The agent that does this is signed by a generic ID. Call it signer/mydomain.
When it runs, it indeed sets the last modified by ID correctly and the code even looks for the $OnBehalfOf field and successfully changes that too if it exists in the document.
Now my servers are complaining because they think the agent was signed by the server and not by my generic ID.
07/11/2022 4:00:51 PM - Failure SomeOtherServer/Domain - Agent Manager: Error validating execution rights for agent 'OSMonitor' in database 'administration/OSMonitor.nsf'. Agent signer 'MySigningServerNotTheID/Domain', effective user 'MySigningServerNotTheID/Domain'. Examine 'Programmability Restrictions' field in the Server Record. (0x1AA1)
Now yes, I could poke the server name in the appropriate security field in the server's address book entry, but I'd like to know why this is happening. I've looked at the XML code of the updated agent and only see that server name in the following entry.
@Chris James To sign a note (design element, document), the private key of the entity is needed, which is stored only in its id file, thus its public key can be used to validate the signature.
As far as I know, the signer of the agent can't be used to sign a note, if it is not the current user (with an id file).
I used this trick in a customized maildatabase to send mail as the owner of the mail file. The signer is indeed the server, and the OnBehalfOf specifies which hat the agent should wear.

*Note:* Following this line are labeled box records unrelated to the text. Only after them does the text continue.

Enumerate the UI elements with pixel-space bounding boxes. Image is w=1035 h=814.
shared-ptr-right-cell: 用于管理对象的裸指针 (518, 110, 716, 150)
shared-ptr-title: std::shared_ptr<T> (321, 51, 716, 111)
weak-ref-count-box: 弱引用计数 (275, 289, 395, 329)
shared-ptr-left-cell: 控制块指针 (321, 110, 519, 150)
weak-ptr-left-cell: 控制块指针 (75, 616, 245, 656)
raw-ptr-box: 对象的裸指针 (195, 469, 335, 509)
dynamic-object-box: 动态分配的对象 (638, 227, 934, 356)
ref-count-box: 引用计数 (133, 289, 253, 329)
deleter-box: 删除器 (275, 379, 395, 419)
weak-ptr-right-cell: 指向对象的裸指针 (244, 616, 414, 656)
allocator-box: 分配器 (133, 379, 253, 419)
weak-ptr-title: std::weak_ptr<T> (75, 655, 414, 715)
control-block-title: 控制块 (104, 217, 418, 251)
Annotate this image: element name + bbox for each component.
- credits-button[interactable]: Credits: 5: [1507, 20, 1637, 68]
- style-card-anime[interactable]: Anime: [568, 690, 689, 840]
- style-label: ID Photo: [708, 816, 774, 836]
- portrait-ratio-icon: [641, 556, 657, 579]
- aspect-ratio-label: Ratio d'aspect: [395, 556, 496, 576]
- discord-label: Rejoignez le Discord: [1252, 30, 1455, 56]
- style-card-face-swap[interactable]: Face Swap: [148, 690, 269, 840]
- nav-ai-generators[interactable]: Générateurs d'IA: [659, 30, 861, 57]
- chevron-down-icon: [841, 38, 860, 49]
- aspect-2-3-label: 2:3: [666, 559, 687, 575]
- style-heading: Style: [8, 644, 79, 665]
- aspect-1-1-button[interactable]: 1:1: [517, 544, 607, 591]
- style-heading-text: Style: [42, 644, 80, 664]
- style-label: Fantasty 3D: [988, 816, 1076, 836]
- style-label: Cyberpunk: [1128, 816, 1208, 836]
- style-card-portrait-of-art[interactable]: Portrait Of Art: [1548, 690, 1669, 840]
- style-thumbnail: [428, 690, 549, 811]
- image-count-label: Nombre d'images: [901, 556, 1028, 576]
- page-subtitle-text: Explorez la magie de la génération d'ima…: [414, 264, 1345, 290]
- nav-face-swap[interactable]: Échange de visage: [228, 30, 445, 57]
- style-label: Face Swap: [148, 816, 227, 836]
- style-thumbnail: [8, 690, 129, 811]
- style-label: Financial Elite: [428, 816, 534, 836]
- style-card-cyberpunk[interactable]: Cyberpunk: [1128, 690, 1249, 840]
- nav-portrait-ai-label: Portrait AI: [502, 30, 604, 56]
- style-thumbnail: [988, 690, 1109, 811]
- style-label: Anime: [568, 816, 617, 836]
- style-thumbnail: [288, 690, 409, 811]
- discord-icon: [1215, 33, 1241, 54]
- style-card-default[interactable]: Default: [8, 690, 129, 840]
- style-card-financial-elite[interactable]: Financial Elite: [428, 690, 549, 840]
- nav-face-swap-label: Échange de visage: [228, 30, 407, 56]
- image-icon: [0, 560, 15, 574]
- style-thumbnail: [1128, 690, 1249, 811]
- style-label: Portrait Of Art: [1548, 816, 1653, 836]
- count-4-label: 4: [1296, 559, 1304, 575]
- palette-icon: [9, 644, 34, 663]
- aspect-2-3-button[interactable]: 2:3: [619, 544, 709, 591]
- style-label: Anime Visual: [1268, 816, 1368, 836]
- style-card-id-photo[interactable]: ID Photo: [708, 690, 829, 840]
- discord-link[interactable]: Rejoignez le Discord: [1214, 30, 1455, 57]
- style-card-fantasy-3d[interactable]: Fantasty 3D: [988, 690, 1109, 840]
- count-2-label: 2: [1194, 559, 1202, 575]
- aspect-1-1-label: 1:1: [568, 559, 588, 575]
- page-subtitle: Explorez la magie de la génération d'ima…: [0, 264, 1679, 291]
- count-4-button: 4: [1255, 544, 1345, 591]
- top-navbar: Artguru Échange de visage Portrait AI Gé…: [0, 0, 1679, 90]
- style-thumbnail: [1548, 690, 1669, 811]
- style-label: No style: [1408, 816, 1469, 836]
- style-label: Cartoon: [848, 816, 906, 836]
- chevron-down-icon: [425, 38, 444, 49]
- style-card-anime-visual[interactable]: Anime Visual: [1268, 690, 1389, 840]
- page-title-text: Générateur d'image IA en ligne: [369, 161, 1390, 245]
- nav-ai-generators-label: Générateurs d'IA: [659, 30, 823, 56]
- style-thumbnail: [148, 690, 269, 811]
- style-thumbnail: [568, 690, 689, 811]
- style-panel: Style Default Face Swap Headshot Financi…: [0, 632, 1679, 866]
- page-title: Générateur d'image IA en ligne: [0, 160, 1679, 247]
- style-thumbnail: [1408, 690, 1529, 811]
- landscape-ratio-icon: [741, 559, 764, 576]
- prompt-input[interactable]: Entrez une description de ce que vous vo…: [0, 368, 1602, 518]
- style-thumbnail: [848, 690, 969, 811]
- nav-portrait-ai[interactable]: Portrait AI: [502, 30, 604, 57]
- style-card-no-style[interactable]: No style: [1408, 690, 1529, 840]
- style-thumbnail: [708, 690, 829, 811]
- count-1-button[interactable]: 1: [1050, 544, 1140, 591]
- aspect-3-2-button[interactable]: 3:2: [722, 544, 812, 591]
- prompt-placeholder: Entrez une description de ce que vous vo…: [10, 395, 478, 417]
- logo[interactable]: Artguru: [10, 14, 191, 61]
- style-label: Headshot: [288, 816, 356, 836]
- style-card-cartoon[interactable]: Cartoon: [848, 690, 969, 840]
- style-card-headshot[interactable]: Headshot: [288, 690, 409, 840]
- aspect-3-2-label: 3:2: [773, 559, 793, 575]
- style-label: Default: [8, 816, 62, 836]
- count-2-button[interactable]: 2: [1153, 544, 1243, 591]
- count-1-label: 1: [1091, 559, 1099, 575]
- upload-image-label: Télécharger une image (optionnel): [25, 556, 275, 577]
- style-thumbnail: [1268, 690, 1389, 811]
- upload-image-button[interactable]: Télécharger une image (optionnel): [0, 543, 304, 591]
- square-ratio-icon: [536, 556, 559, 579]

The server signing the agent should be allowed to do this, by adding the server to "Sign agents to run on behalf of someone else". I suspect your server does not have that right, as the effective user is not listed as "signer/mydomain"
Also, it certainly is possible to do this in code, since Ytria SignEZ exists. It may just be very difficult...
But even the SignEZ needs access to the id file. Then it uses some C API calls to open it, to create some kind of security context with it and then sign the notes.
The way I got my functionality working is using a couple of server signed agents, signed by a server ID with enough rights.
One agent is for setting up the worker agent with the correct OnBehalfOf. The worker agent is then called to send the message. This call was made from a modified CoreEmailClasses library in the mail template.
So you are talking about an agent to sent mail with a sender of your choice instead of the signer of the agent?
In comparison, this is easy. Even sending encrypted Notes internal emails might work this way, since for encryption you only need the public key of the recipients, which can be found in the person documents in the Domino Directory.
But for electronic signatures you would need the private key of the signing entity, which is stored exclusively in the entity's id file.